His family moved to Chicago. Todd was expelled in the sixth grade for running a game of craps inside the school. In high school, he produced the school play, The Mikado, which was considered a hit. He eventually dropped out of high school and worked a variety of jobs including as a shoe salesman and store window decorator.
At the age of 17, Todd married Bertha Freeman on Valentine's Day 1927. . In 1929, she bore him a son, Mike Todd, Jr.. Freeman died in 1946, and Todd remarried, to actress Joan Blondell July 5, 1947. They were divorced June 8, 1950 after she alleged that he abused and extorted her. He went on to marry actress Elizabeth Taylor, with whom he had a tempestuous relationship. The couple exchanged vows February 2, 1957. The couple had a daughter, Elizabeth Frances (Liza) Todd, who was born 7 August of that year.

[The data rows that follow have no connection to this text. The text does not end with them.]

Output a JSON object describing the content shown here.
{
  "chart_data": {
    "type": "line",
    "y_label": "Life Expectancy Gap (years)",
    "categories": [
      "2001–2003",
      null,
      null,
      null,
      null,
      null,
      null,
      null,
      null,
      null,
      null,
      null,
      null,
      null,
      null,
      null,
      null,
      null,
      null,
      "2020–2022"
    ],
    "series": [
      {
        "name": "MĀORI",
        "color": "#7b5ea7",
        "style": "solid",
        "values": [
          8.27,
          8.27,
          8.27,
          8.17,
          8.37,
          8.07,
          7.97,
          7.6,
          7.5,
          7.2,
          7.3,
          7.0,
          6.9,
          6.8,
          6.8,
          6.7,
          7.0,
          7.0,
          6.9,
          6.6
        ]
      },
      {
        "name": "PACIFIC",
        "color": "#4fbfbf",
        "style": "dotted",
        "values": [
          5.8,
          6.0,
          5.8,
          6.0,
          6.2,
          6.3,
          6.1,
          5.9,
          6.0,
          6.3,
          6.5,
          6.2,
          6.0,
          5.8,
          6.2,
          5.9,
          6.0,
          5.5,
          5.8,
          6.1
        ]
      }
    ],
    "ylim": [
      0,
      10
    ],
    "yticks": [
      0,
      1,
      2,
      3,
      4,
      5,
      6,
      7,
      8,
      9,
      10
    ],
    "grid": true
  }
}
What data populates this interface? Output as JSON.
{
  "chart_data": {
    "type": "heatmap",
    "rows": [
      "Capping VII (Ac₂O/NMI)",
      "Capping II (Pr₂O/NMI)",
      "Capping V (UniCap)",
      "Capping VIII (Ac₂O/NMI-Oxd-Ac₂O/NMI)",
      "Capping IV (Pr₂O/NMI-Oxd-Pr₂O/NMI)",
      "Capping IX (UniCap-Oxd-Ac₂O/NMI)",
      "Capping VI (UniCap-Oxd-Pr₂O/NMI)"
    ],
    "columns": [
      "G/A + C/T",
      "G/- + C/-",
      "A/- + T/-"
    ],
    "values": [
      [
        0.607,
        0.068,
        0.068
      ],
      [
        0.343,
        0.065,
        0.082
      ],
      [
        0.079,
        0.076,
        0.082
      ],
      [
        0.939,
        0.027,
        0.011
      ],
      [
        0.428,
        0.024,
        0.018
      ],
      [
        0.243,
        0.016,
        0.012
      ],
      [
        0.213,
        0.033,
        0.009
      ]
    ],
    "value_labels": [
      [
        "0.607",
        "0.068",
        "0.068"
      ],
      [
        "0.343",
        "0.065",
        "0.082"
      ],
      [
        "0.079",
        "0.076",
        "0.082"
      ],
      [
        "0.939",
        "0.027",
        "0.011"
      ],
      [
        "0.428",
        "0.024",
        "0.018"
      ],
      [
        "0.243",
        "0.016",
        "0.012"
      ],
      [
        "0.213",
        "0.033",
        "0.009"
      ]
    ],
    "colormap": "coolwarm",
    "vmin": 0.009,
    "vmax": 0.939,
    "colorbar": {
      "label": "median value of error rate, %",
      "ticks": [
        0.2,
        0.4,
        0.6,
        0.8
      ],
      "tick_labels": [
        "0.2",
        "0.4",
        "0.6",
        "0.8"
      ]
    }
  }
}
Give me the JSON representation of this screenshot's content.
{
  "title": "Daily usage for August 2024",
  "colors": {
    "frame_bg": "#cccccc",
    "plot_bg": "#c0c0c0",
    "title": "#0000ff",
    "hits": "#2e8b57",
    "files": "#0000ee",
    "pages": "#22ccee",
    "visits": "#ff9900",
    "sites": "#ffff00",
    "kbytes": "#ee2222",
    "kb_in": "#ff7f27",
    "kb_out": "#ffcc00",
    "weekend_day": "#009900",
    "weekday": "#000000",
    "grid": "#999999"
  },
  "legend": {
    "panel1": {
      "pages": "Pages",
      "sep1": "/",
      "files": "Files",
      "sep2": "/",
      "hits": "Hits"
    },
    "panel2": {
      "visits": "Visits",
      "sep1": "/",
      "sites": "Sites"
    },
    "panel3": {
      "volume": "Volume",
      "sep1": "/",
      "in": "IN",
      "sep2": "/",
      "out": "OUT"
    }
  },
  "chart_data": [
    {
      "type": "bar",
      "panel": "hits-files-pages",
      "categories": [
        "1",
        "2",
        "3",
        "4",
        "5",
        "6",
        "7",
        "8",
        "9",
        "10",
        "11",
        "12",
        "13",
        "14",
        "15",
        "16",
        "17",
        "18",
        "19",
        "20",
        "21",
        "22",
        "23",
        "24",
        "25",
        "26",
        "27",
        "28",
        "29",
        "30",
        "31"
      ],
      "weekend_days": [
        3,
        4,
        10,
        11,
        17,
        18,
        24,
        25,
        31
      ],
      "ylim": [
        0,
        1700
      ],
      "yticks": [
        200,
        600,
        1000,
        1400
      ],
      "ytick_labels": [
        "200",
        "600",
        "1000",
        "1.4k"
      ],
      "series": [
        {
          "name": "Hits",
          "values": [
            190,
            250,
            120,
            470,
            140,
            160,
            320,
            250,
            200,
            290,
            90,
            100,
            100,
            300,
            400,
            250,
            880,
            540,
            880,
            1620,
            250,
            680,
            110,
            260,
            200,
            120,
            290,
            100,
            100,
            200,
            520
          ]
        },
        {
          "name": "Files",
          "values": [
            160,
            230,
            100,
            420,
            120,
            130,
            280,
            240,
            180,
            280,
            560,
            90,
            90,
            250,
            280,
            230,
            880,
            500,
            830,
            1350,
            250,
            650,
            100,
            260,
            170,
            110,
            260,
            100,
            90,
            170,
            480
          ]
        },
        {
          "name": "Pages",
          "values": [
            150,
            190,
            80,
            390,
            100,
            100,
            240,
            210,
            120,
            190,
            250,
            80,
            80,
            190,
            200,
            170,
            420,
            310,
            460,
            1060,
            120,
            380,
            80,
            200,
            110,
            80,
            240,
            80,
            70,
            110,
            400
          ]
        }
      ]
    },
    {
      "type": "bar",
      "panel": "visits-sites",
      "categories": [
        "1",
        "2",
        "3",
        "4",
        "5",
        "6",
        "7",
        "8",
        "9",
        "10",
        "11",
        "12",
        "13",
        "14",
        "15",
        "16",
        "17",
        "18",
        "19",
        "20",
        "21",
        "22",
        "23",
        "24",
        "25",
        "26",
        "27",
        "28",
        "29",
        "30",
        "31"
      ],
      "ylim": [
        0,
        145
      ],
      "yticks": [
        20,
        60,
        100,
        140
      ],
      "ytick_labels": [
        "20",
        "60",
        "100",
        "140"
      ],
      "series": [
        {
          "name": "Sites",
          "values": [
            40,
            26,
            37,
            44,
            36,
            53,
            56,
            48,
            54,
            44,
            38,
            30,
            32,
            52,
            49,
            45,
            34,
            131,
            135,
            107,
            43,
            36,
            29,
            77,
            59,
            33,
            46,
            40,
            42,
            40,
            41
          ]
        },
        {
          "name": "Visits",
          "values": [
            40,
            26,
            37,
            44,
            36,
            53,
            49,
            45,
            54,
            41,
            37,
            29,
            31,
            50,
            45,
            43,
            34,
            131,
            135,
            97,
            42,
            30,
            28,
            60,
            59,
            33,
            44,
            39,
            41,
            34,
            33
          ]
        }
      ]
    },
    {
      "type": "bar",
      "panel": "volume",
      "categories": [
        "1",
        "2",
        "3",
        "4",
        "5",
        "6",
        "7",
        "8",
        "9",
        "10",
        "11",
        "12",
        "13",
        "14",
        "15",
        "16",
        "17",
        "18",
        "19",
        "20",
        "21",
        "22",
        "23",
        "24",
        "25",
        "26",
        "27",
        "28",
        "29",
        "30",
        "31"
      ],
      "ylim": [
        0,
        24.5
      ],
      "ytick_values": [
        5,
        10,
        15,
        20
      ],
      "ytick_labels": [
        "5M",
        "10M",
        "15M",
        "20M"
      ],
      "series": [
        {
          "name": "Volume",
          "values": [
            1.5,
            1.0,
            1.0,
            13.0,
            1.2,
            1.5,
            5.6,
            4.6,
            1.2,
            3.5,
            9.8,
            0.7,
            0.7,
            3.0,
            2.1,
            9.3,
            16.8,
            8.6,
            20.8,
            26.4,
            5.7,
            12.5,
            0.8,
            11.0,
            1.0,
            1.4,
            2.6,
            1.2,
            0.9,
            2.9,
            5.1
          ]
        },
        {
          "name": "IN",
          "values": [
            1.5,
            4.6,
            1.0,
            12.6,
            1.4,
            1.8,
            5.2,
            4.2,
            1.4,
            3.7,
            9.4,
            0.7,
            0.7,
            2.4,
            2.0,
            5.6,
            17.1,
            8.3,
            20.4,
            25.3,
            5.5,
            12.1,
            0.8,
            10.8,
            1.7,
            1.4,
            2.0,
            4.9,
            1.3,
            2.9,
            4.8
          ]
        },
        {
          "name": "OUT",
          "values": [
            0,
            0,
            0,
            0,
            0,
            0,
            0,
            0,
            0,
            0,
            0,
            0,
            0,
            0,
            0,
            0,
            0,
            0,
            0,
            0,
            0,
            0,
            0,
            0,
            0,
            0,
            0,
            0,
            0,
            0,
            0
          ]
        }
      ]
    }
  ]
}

On 22 March 1958, Todd's private plane, Lucky Liz, crashed near Grants, New Mexico. The plane, a Lockheed Lodestar, was downed by engine failure while being operated grossly overweight at the limit of its altitude capability, and the crash killed all four on board. These included Todd; screenwriter and author Art Cohn, who was writing Todd's biography "The Nine Lives of Mike Todd"; pilot Bill Verner; and co-pilot Tom Barclay. Todd is buried in Chicago at Beth Aaron Cemetery in plot 66. In his autobiography, Eddie Fisher, who considered himself to be Todd's best friend, stated that no fragments of Todd had been found, and that his coffin contained only his ring.
The Los Angeles Times reported in 1977 that Eddie's story was false -- remains of Todd were indeed found and buried. Todd's remains were desecrated by robbers, who broke into his coffin looking for said ring. The bag containing what was left of Mike Todd was found under a tree near his plot.
Todd's business career was volatile, and failed ventures left him bankrupt many times.
In 1952, Todd produced an extravagant production of the Johann Strauss II operetta, "A Night In Venice," complete with floating gondolas at the newly constructed Jones Beach Theatre in Long Island, New York. It ran for two seasons.
In 1950, Mike Todd formed The Cinerama Company with the broadcaster Lowell Thomas (who founded Capital Cities Communications) and the inventor Fred Waller. The company was created to exploit Cinerama, a film process created by Waller that used three film projectors to create a giant composite image on a curved screen. The first Cinerama feature was This is Cinerama, which was released in September 1952.
Soon after its release, Todd left the Cinerama Company to develop a new widescreen process which would eliminate some of Cinerama's flaws. The result was the Todd-AO process, designed by the American Optical Company. The process was first used commercially for the successful 1955 film adaptation of Oklahoma!. Todd later produced the film for which he is most famous, Michael Todd's Around the World in 80 Days, which debuted in cinemas on October 17 1956. Costing only $6 million to produce, the movie earned $16 million at the box office. In 1957, "Around the World in 80 Days" won the Best Picture Academy Award.